Narratives in Gregg’s world are abstract and only partially revealed. For example, horses may appear, but they’re no more significant than the chromatic harmonies in which they live. Technique drives the narrative; how Gregg creates images becomes part and parcel of what he is ostensibly depicting. Oil stick is a demanding medium — half drawing and half painting — that can easily devolve into mud if an artist digs into the materials too forcefully. Gregg’s vibrant colors attest to an uncommon degree of virtuosity. Like oil pastels on steroids, his works on paper can easily be called paintings rather than drawings.

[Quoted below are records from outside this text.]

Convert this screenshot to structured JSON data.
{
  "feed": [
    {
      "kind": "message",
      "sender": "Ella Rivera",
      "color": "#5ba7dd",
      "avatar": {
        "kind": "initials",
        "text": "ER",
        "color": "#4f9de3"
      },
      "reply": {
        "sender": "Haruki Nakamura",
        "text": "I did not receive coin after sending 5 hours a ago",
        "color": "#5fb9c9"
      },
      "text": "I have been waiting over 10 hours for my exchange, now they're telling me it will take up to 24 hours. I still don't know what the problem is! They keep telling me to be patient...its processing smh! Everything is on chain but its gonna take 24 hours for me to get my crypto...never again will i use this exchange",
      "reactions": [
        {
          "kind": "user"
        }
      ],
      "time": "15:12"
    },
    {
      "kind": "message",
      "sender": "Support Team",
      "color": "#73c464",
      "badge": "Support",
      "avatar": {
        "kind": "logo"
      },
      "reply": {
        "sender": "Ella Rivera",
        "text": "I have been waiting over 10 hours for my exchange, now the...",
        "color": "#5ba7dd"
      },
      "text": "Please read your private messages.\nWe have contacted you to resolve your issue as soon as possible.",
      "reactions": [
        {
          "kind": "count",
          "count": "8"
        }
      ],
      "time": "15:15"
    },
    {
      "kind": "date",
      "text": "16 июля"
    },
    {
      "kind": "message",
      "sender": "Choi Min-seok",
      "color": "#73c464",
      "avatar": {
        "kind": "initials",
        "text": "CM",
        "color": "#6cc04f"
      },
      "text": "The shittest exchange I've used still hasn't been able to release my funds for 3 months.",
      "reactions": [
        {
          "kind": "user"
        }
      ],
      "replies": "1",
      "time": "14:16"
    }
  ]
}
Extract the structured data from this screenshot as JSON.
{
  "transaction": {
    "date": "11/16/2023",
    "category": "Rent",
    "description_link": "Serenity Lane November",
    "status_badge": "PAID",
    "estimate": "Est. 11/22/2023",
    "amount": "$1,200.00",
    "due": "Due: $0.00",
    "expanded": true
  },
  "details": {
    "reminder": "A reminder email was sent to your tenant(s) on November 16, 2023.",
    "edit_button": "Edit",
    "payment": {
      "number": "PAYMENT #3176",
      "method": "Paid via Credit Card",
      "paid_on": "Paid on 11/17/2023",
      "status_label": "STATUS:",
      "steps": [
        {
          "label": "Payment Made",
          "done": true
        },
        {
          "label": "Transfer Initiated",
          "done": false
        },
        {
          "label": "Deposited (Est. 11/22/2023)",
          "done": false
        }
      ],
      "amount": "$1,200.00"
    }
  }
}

Waves of color abstractly describe landscapes, teetering villages and interiors. These are populated by figures — silhouettes sketched using Gregg’s scratchy technical approach, which somehow convey moodiness. Jean Dubuffet’s works from the 1940s and art brut immediately come to mind. But Gregg’s figures are more delicately gestural than those sources. It’s also interesting to note that the scale of his figures — which often appear in small groups — stays consistent from piece to piece.
Refreshingly, Gregg is not precious with his medium. Splashes of the underlying gesso subtly frame the edges of his compositions. Smudges and fingerprints are all integral elements, perhaps left to emphasize the materiality of Gregg’s works. There is no illusion of total control. Like an astronomer peering into a solar system in formation, a viewer of these works can see that creation is a messy process. Order is not imposed but allowed to evolve.
Though he was trained as an architect, Gregg deconstructs his architectonic details to the point of primitiveness. His childlike facades become groups of jagged rectangles, like old Hollywood stage sets lacking interiors. In the pieces that include landscape elements, such as a high horizon line that Gregg often arrays with figures, hue and texture are the defining elements rather than atmosphere or linear perspective.
Only 25 years old, the Vermont Studio Center has annexed about half of the real estate in “downtown” Johnson. A steady stream of roughly 50 artists and writers from around the world continues to arrive each month to attend the center’s residencies. Gregg is surrounded by a fertile creative climate of his own design, and he uses that distinction well. Both his art and the visionary community he founded are manifestly splendid.